The furor over Hillary's email server continually ignores the shit job that State and most other Gov branches do with cybersecurity. 3 months before 9/11, DoD servers got hit by malicious attacks - so they just took them offline. Did not bode well for a plan to protect civilian infrastructure or other government entities, and they've doubtfully caught up, putting their budgets into more easy intrusion capabilites than the harder problem of defense. Who has our data? We don't know, but seem lackadaisical and complacent about continual Russian and Chinese hacking as long as we're first on line to hack. Our joint Israeli-US Stuxnet virus to take out Iranian nuke facilities that then escaped into the wild is a case in point. It set a horrid precedent that the US was amoral or immoral about snooping, and we'd lead the way in backdoor intrusion.
So next to supermodels getting their nude selfies exposed en masse, we have another phone problem - not 1 as the FBI contends, but a classic setup of all phones that somehow need to be totally exploited and compromised for the FBI to do its job. And worse, the administration - more than enlisting telco support like in 2005, is demanding private companies actively assist it's snooping, work-for-hire.

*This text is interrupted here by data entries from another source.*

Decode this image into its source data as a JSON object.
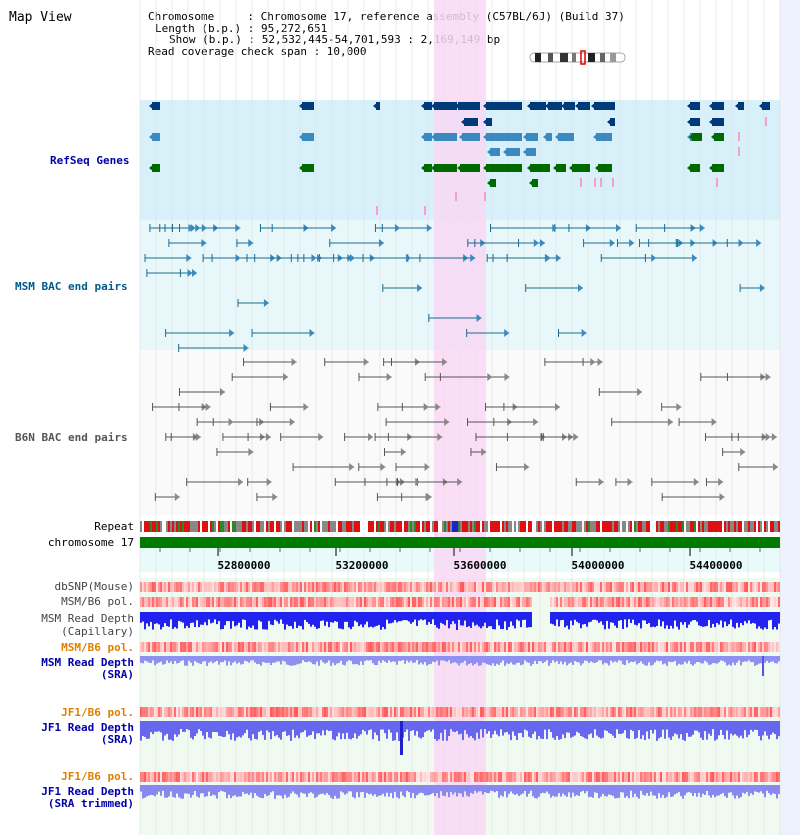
{
  "page_title": "Map View",
  "header": {
    "chromosome": "Chromosome     : Chromosome 17, reference assembly (C57BL/6J) (Build 37)",
    "length": "Length (b.p.) : 95,272,651",
    "show": "Show (b.p.) : 52,532,445-54,701,593 : 2,169,149 bp",
    "coverage": "Read coverage check span : 10,000"
  },
  "tracks": {
    "refseq": "RefSeq Genes",
    "msm_bac": "MSM BAC end pairs",
    "b6n_bac": "B6N BAC end pairs",
    "repeat": "Repeat",
    "chromosome": "chromosome 17",
    "dbsnp": "dbSNP(Mouse)",
    "msm_b6_pol": "MSM/B6 pol.",
    "msm_read_cap_1": "MSM Read Depth",
    "msm_read_cap_2": "(Capillary)",
    "msm_b6_pol2": "MSM/B6 pol.",
    "msm_read_sra_1": "MSM Read Depth",
    "msm_read_sra_2": "(SRA)",
    "jf1_b6_pol": "JF1/B6 pol.",
    "jf1_read_sra_1": "JF1 Read Depth",
    "jf1_read_sra_2": "(SRA)",
    "jf1_b6_pol2": "JF1/B6 pol.",
    "jf1_read_trim_1": "JF1 Read Depth",
    "jf1_read_trim_2": "(SRA trimmed)"
  },
  "axis_ticks": [
    "52800000",
    "53200000",
    "53600000",
    "54000000",
    "54400000"
  ],
  "colors": {
    "refseq_label": "#0000aa",
    "msm_bac_label": "#005a8c",
    "b6n_bac_label": "#555555",
    "pol_label": "#e08000",
    "read_label": "#0000aa",
    "highlight": "#f8d8f4",
    "chromosome_bar": "#007a00"
  }
}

So where does Hillary sit on this issue? Will she support Benghazi-like witch-hunts on every American and world citizen, or will she "evolve" and realize that every person in our ever-nosier techno "social" society needs some basic refuge of privacy, and that government rather than more keys needs to do a better, more competent job with the tools it has.
Hopefully, Hillary will sit under the Apple tree with all of us, avoiding the temptations of easy access and easily satiated curiosity, but aside from respecting her innate intelligence, and because of her innate conservatism on issues like medical marijuana, I've not a lot of reason to be optimistic.
Can she take this step on her own, withstand the whisperings of our security snakes and easy low-hanging fruit? They say the Apple doesn't fall far from the tree - will Hillary?
Comments
Peracles, nicely done.
Love your use of Bosch as subtext. I will never cease to be amazed---Amelia, the hearing impaired student who translated the "Butt Music" score from the painting itself. Can we be far from Kim Kardashian publishing music on her butt....which make me wonder how far really have we progressed from the Bosch scenes of superstition and foolery in the fifteenth century?...the medieval medical cure for stupidity, removing the "stone of folly" from one's head...I think we could make some dough on that one.
by Oxy Mora on Wed, 03/09/2016 - 9:58am
Grace Jones did the butt scene long before Kim. Autotrepanation is our own version of the stone if we choose to grasp it. I liked Vonnegut's Boschian scene of dystopia, cripples and lepers and buildings in decay as the father cynically says, "One day this will all be yours". Thanks, Dad.
by PeraclesPlease on Wed, 03/09/2016 - 12:48pm
I can see the cell phone itself as the stone of folly. How stupid is the human race to balance our very survival on a piece of technology junk which might hold the secret order to unleash a nuclear device. When we decide to implant these things under our skin, the parallel will be complete.
by Oxy Mora on Wed, 03/09/2016 - 12:59pm
I don't know if the following applies but it is interesting to me as a reader of Neal Stephenson to see him give up on the idea of digital encryption as the ultimate guardian of privacy for the old school "one pad" cipher.
Maybe it is the labor involved that cuts out the riff raff.
by moat on Wed, 03/09/2016 - 6:51pm
Interesting - our new digital divide is not access to Internet it's access to fast decryption and hacking exploit tools. Most are wandering around in the kingdom of the blind, but the Giants who walk among us see a completely different world, in 3d technicolor - everything is linked and vibrantly displayed and actionable. It's like the people who can see and hear the nymphs and field fairies and the other little people as they walk through the woods and back country. Except not so beautiful.